Analysis by the Irish Banking Federation shows that the repossession rate in Ireland is low when compared to the UK; for example, there were 13 repossessions per 100,000 mortgages here compared to 69 per 100,000 mortgages in the UK in Quarter 4, 2010.

Finfacts reports that according to Eurostat, the EU's statistics' office, over 40% of owner-occupied houses in Ireland have no mortgages compared with about 12% in Sweden and less than 10% in the Netherlands.

Summary Quarterly Economic Commentary, Spring 2011
Joe Durkan, Cormac O'Sullivan (ESRI)

  • We see the economy as being in a process of transition from one where domestic demand was the driver of growth to one where exports will play an important part in economic recovery. Firms in several traditional sectors are seeking markets abroad to compensate for depressed domestic demand. Meanwhile exports of multinationals continue to grow as competitiveness is regained.

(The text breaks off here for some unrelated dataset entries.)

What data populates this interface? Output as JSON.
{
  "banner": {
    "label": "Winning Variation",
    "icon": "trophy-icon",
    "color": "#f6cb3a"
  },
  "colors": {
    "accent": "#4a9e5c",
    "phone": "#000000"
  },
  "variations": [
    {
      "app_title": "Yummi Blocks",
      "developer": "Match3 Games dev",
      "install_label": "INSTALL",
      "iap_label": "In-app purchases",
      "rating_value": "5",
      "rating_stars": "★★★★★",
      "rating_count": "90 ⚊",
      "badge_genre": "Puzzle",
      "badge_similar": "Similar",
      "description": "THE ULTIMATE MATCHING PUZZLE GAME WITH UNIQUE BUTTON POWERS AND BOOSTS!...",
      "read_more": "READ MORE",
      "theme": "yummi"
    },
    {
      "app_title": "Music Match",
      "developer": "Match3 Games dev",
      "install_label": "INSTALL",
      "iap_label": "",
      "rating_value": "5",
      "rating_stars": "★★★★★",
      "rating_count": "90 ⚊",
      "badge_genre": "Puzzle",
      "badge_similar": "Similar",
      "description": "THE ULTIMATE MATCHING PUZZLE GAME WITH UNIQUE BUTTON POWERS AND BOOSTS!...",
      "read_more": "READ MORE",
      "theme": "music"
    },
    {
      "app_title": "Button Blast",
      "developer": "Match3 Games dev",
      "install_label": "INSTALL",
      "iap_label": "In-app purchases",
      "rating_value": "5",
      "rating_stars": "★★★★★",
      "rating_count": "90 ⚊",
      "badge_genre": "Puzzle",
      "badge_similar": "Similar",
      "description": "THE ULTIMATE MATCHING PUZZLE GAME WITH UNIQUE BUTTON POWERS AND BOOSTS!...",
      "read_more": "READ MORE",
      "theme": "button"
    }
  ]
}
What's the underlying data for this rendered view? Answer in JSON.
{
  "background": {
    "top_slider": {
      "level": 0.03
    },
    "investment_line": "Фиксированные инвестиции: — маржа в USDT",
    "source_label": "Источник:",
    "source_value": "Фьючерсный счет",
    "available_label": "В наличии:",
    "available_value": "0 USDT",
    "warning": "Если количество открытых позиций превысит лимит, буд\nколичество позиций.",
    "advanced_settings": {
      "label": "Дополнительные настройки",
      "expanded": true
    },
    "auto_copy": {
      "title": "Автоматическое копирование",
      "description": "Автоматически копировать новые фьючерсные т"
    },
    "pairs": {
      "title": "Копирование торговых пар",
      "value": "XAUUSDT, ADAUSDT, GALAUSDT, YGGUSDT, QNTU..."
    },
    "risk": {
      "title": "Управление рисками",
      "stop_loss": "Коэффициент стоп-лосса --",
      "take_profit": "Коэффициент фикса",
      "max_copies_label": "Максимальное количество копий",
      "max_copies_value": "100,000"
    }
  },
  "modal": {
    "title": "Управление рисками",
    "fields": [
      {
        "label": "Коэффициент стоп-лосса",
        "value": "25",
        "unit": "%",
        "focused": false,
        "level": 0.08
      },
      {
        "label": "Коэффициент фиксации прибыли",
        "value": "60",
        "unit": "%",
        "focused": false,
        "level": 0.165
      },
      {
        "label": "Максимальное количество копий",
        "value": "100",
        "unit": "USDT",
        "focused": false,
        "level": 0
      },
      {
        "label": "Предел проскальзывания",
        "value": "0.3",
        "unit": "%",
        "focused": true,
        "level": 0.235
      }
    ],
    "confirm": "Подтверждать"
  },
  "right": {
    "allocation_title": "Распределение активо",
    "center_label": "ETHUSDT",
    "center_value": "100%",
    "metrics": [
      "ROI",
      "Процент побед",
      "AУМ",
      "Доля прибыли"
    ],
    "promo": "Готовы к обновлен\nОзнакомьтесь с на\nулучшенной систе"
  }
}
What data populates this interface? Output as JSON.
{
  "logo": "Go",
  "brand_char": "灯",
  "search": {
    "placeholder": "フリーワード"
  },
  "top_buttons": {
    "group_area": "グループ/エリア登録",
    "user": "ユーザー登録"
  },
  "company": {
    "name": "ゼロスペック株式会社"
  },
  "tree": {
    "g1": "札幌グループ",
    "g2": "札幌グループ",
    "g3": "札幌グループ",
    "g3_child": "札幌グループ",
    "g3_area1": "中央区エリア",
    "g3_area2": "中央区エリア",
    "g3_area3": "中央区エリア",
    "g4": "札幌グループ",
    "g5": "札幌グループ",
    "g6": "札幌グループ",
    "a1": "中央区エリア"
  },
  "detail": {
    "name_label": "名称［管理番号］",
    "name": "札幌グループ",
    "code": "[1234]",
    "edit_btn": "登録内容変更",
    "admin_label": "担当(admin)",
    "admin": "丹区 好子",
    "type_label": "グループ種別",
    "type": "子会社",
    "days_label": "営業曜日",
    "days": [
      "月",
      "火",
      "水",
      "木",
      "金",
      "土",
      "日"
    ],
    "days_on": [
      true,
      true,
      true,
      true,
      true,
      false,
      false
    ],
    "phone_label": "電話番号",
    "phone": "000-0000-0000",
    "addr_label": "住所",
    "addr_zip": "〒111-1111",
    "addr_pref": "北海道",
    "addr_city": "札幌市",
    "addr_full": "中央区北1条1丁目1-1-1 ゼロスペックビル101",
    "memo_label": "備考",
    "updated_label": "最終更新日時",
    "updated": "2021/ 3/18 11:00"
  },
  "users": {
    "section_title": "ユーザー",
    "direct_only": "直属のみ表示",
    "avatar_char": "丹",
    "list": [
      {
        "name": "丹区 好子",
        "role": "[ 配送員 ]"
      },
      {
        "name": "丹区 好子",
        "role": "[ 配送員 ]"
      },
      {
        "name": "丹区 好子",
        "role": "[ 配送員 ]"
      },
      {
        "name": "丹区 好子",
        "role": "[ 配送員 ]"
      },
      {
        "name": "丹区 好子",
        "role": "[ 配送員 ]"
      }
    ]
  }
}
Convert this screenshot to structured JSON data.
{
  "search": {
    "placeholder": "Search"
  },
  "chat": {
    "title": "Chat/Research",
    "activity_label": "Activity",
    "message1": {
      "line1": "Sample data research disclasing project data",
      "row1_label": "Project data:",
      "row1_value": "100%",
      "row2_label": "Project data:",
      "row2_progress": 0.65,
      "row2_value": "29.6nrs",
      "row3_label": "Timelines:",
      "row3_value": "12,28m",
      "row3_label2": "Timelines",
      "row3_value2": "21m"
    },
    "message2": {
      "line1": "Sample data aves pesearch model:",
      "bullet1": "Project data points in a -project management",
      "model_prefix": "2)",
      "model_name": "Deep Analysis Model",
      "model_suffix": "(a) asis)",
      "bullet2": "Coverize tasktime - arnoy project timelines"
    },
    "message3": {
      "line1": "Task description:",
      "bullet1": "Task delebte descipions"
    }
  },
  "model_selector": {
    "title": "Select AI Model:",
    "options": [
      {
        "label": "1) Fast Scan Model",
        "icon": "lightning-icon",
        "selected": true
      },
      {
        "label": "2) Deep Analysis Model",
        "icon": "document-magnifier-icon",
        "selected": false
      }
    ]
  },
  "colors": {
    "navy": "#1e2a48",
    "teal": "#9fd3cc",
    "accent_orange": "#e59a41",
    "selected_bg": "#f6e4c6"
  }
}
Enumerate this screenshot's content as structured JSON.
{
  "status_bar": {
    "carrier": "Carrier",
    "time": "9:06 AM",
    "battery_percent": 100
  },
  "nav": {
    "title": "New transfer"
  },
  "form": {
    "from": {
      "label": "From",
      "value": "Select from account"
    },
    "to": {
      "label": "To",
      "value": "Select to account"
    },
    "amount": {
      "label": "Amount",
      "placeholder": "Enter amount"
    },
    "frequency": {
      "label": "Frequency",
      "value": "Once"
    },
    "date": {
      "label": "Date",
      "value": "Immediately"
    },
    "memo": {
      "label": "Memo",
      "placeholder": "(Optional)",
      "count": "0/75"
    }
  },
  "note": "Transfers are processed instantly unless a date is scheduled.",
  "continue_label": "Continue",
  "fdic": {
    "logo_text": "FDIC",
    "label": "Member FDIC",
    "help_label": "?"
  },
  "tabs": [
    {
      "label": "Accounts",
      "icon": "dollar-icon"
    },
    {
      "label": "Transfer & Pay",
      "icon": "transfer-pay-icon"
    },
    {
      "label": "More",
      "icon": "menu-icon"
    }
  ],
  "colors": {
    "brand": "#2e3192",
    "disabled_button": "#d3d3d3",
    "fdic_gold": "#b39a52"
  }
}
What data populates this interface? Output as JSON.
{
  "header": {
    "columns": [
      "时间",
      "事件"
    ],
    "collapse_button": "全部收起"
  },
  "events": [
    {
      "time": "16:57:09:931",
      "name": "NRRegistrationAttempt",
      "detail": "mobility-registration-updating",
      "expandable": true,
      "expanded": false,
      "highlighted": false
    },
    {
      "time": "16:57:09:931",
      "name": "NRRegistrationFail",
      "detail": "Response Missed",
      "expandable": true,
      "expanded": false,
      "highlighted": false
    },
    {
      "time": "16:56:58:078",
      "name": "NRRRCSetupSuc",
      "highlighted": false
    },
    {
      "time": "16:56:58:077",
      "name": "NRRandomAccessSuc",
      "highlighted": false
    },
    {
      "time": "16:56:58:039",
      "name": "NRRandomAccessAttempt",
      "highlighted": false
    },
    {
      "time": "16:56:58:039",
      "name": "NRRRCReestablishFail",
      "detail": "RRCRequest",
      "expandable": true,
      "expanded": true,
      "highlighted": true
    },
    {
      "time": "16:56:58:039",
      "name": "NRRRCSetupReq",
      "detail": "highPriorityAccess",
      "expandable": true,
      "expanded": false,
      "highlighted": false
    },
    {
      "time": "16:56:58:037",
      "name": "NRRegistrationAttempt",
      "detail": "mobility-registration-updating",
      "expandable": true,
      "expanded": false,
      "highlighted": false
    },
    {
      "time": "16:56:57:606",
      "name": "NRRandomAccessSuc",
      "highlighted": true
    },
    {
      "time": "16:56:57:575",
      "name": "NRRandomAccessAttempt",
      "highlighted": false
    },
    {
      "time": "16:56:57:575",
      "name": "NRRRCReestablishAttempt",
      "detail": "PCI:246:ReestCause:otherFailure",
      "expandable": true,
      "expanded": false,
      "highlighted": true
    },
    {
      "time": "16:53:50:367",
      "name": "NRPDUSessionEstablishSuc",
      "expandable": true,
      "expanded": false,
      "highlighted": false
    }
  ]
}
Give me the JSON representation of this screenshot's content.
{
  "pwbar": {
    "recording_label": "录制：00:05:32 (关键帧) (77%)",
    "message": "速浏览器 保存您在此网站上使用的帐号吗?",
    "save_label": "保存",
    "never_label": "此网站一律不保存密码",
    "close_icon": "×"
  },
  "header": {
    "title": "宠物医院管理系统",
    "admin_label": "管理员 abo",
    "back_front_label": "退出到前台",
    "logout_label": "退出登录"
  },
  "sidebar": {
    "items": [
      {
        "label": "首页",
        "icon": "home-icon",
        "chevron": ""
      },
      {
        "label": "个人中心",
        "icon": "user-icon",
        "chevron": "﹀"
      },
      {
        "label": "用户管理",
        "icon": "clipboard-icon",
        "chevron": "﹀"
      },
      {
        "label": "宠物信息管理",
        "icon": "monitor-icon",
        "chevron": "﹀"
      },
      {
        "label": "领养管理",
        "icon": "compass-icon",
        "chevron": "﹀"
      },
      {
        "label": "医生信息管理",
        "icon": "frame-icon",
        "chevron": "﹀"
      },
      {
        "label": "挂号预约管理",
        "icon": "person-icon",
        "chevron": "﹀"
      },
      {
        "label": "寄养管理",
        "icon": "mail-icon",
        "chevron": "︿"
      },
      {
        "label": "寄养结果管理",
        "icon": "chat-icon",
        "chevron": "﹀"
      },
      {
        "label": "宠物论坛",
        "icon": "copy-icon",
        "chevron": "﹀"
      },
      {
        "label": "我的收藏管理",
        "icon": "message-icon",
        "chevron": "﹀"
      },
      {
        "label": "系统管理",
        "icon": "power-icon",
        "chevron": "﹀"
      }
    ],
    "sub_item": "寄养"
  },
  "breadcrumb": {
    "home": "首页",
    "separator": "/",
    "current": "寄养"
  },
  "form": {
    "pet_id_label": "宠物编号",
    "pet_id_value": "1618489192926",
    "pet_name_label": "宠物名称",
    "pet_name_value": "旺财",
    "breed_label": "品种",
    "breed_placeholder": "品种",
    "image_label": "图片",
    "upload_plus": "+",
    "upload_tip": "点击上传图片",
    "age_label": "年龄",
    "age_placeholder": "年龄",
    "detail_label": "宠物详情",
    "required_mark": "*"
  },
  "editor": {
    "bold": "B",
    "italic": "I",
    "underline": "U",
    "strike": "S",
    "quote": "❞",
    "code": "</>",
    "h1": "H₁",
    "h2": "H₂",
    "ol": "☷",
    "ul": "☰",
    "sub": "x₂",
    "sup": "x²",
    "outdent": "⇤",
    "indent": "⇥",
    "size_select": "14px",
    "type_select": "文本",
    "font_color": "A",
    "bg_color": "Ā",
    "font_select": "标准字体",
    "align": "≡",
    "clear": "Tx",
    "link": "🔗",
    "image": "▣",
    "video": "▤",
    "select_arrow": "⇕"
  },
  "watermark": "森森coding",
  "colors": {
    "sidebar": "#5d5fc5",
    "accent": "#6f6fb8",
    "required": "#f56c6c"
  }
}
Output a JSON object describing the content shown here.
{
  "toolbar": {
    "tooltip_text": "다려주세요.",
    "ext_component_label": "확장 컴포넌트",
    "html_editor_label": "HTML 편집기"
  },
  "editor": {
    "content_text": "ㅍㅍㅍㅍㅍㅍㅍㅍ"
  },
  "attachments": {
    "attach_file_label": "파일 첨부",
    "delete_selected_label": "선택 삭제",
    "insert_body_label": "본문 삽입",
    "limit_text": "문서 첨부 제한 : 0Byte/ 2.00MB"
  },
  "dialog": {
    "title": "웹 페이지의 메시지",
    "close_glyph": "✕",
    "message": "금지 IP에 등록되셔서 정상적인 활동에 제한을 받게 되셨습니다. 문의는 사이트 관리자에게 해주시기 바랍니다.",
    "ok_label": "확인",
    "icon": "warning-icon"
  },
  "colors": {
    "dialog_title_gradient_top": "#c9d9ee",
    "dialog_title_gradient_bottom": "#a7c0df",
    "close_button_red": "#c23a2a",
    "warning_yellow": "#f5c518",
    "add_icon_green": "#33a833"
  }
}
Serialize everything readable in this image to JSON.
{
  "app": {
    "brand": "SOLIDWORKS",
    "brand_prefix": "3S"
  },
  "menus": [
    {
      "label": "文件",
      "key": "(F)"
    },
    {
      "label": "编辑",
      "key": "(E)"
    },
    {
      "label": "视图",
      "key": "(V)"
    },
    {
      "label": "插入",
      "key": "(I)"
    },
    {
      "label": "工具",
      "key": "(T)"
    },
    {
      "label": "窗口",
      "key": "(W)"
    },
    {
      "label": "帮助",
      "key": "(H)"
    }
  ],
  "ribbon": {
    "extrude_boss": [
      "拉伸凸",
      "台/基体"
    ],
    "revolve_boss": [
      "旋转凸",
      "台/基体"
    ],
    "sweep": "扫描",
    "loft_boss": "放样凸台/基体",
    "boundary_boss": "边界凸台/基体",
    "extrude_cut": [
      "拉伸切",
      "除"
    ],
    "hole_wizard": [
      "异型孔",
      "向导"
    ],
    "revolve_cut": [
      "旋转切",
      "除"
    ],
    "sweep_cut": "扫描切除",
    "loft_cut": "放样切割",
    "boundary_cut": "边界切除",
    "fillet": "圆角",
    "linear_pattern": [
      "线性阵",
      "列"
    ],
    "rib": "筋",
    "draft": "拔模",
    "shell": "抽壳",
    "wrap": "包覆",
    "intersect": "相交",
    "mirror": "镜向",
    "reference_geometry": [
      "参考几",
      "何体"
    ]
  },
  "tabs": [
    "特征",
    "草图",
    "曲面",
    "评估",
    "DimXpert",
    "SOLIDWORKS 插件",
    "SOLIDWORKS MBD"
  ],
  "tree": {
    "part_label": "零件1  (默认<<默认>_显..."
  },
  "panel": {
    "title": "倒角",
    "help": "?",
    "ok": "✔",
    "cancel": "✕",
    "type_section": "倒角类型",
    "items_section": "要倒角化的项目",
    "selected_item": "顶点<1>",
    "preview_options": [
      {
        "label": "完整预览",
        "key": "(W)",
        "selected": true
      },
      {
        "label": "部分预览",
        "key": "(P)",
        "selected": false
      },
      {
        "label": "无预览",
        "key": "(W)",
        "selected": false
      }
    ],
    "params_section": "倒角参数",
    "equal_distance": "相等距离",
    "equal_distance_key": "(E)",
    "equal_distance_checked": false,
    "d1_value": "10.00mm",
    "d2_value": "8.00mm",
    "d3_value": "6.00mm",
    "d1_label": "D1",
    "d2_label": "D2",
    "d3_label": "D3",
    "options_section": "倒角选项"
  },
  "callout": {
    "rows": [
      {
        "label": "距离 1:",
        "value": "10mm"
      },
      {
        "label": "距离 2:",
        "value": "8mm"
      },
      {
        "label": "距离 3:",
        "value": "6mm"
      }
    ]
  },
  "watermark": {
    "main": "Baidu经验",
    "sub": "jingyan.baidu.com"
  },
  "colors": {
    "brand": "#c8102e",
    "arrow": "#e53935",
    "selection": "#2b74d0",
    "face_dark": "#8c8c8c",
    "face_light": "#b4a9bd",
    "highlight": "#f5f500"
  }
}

  • The data for 2010 show this transition is well underway, with exports from traditional firms increasing by 12.5%. We expect this to continue with these exports rising by 7.5% both this year and next, while modern sector exports rise by 5%. Exports of services will continue to increase rapidly as new firms locate here and existing firms expand.

  • We expect domestic demand to remain very weak this year, with investment and government expenditure declining and household expenditure static. Household expenditure fell over the course of 2010 but we expect it to increase gradually during 2011 and to rise by 2% in 2012. The current weakness in domestic demand is due primarily to the negative effect of contractionary fiscal policy.

  • GNP (GDP) is forecast to increase by ½ (2)% this year and by 2 (3)% in 2012. Our forecast for unemployment is 14 ¼% this year and 14% in 2012, with the declines from current levels reflecting migration. Consumer prices (CPI) are expected to rise by 2½% this year, with the HICP increasing by 1½%. However, the implicit consumption deflator, which takes account of changing consumer expenditure patterns, may remain virtually unchanged this year. The balance of payments is forecast to record a surplus this year and next.

  • The public finances are also in a process of transition to a new lower level of expenditure and revenue. The official budget targets, modified by the extra cost of bank restructuring this year, are achievable. If the profile set out by government is maintained, then public debt will be sustainable. However, given the need to return to financial markets in the near future, we consider that attempts should be made to eliminate the budget deficit faster than is currently envisaged.

  • While the recent bank restructuring should be more than adequate to restore the capital base of the covered banks, we consider that the attempts at EU and ECB level to contain the banking crisis within national borders ignore the spillover effects of the initial problem. We suggest that an EU or Eurozone solution is needed that does not place the whole of the burden of recapitalising banks onto national budgets already stretched by the recession.

  • In our General Assessment we reiterate the need for fiscal consolidation, but we also emphasise the importance of strengthening the competitive position of firms so that export growth can be maintained and increased. Water charges, property taxes, and a reformed car tax regime can provide additional funding for government, and also create the opportunity for reducing costs to business.

  • The existence of a balance of payments surplus this year and next creates the opportunity for the government to raise funds at a domestic level. Realising domestic funds may require an imaginative approach focused on the type of instruments that appeal to savers.